I did not take photos of every quilt, unfortunately (distracted by people), but this is a strong show, well worth visiting for, although I would have liked shorter statements about each quilt hanging with them and in the gallery guide, which should be available this week. I missed Sherry Davis Kleinman and Marion Coleman’s pieces (there were always people standing in front of them). They did have us write longer statements for the docents; presumably if you were in the gallery, someone could produce a book of those for you to read. There is a hope that this show will travel, but perhaps you will have to travel to it…it’s at VAM through April 4.

The Place You Go…

I’m sitting here (Sunday night) waiting for the laundry to finish so I can put the girlchild’s soccer stuff in the dryer for tomorrow morning. I’m actually kind of wide awake…must have been that 26-minute nap I took this afternoon when I realized I couldn’t keep my eyes open. That’s the problem with hike days…they do kick my ass and I get very little else done, which is why I can’t do them every weekend. I can’t lose a day every weekend.

This is a 3-day weekend, though, so I still have tomorrow (Monday, yes I started this on Sunday night) to play catch up. I had a rough day yesterday. I actually cried on the hike…usually I don’t, but strangely, being in a group that large was isolating for someone like me. I’m not an extrovert at all. I need space, both mental and physical. I felt like some alien creature. It was so loud and raucous and overwhelming…I had to strike out on my own and physically super-challenge my body so my mind wouldn’t freak out. I have an event coming up with a lot more people than that…and I’m worried about my ability to deal. It’s strange…I spend all day with tons of people, but I don’t feel so out of place with my students…they are safe. I can handle interactions with them. Interactions with large groups of strangers? Fuck that. I’d rather stay home. I will be that crazy cat lady who never leaves the house if I’m not careful. The hike was redeemed slightly by the last 30 minutes spent talking to one other person. I can handle interactions like that, but you have to have something in common or at least something you can talk about.

It was a relief to come home after the hike and space out for hours, grade some papers, hang with my kids, cut out some Wonder Under. I appreciate the physical exertion and being out in nature, but hanging out in groups isn’t making me happy. Then again, nothing much is making me happy.

So in the middle of this post, the rant came through and became its own post, and then I went to the gym to try to leave some of my irritation and anger there instead of carrying it around. I’m debating calling the doctor (hemorrhage!), I need to find eye doctor paperwork for the kids, I haven’t prepped for tomorrow, I need to go to school to check for lab supplies, but I can’t get out of my driveway, because they are in fact digging holes in my front yard so my toilets might work properly someday. I’m wondering if I will ever stop grinding my teeth, if my eyelid will ever stop twitching, if I will ever sleep properly again.

The part I was having issues with was people making assumptions about other people based on how they behave or look or are labeled.
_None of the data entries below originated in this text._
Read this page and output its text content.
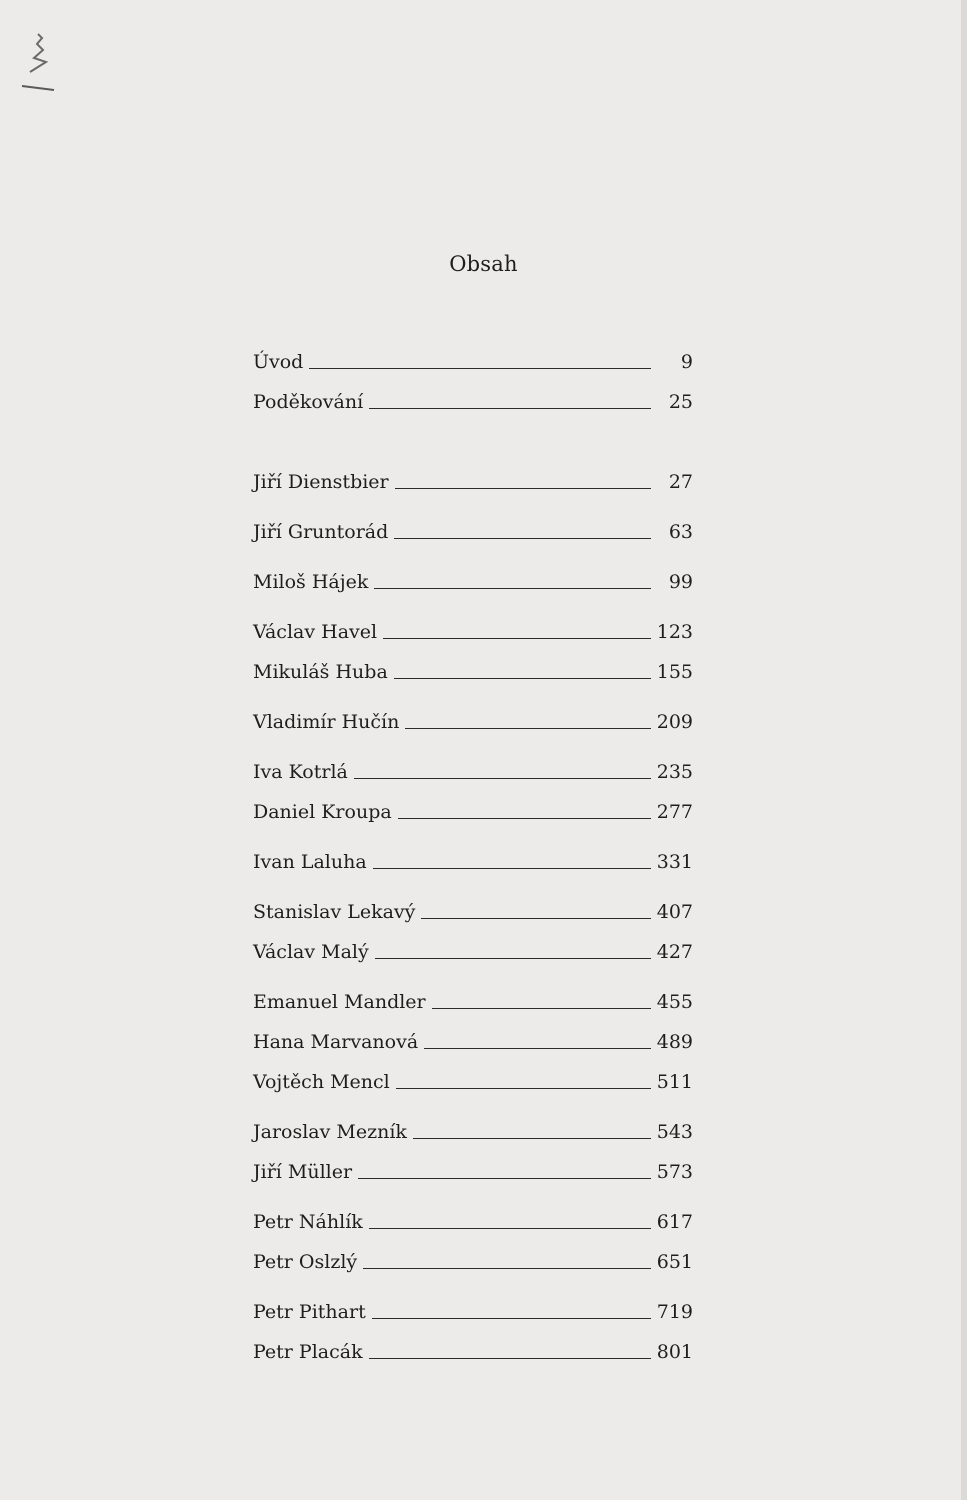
Obsah
Úvod	9
Poděkování	25
Jiří Dienstbier	27
Jiří Gruntorád	63
Miloš Hájek	99
Václav Havel	123
Mikuláš Huba	155
Vladimír Hučín	209
Iva Kotrlá	235
Daniel Kroupa	277
Ivan Laluha	331
Stanislav Lekavý	407
Václav Malý	427
Emanuel Mandler	455
Hana Marvanová	489
Vojtěch Mencl	511
Jaroslav Mezník	543
Jiří Müller	573
Petr Náhlík	617
Petr Oslzlý	651
Petr Pithart	719
Petr Placák	801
I’m constantly amazed by how different people are than what they project…my leach-field guy looks like a redneck, talks like a redneck, and then starts talking to me about the Lord of the Rings trilogy and how many times he’s read it and whether Smaug is the coolest dragon around or what. The guy is 64 and you’d never think to look at him that he could have slogged through that series (god knows I haven’t been able to after multiple tries). You cannot make assumptions about people. You have to talk to them and listen to them and turn on the part of your brain that pays attention to someone besides your arrogant self, and only then can you make any decisions about people, and you still have to leave open the possibility that you are completely wrong. Maybe I know that from teaching middle school for so many years. Maybe I’m just that kind of tolerant person. I don’t know. I just know that it’s not OK to hurt other people. And sometimes people think your emotions are hurting them, but it is really their response to your emotions that’s the issue. I had the girlchild full on screaming at me this morning and I realized that she was having the same issue…her emotional reaction to what I had said was hers and hers alone. I was not the cause of the screaming. She was. Granted she’s a teenager and doesn’t modulate her responses well…she’s not Asperger’s, but teens often have this idea that they are the only people on the planet (shocking!) and it can manifest in similar ways. “My way is the only way.” Boychild and I often have discussions about her inability to realize there are other people in the world who might not have the same priorities as she does. In this case, I let her stomp off and slam a door, and then she came back and it was eventually all OK. I wonder what it will be like when they are both gone and I no longer have to tiptoe around those kinds of emotional outbursts. I wonder if her roommates will survive! I wonder if having the girlchild as his sister has helped the boychild navigate emotions any better…god knows they are full on in his face on a regular basis. His sister screams. His mom cries.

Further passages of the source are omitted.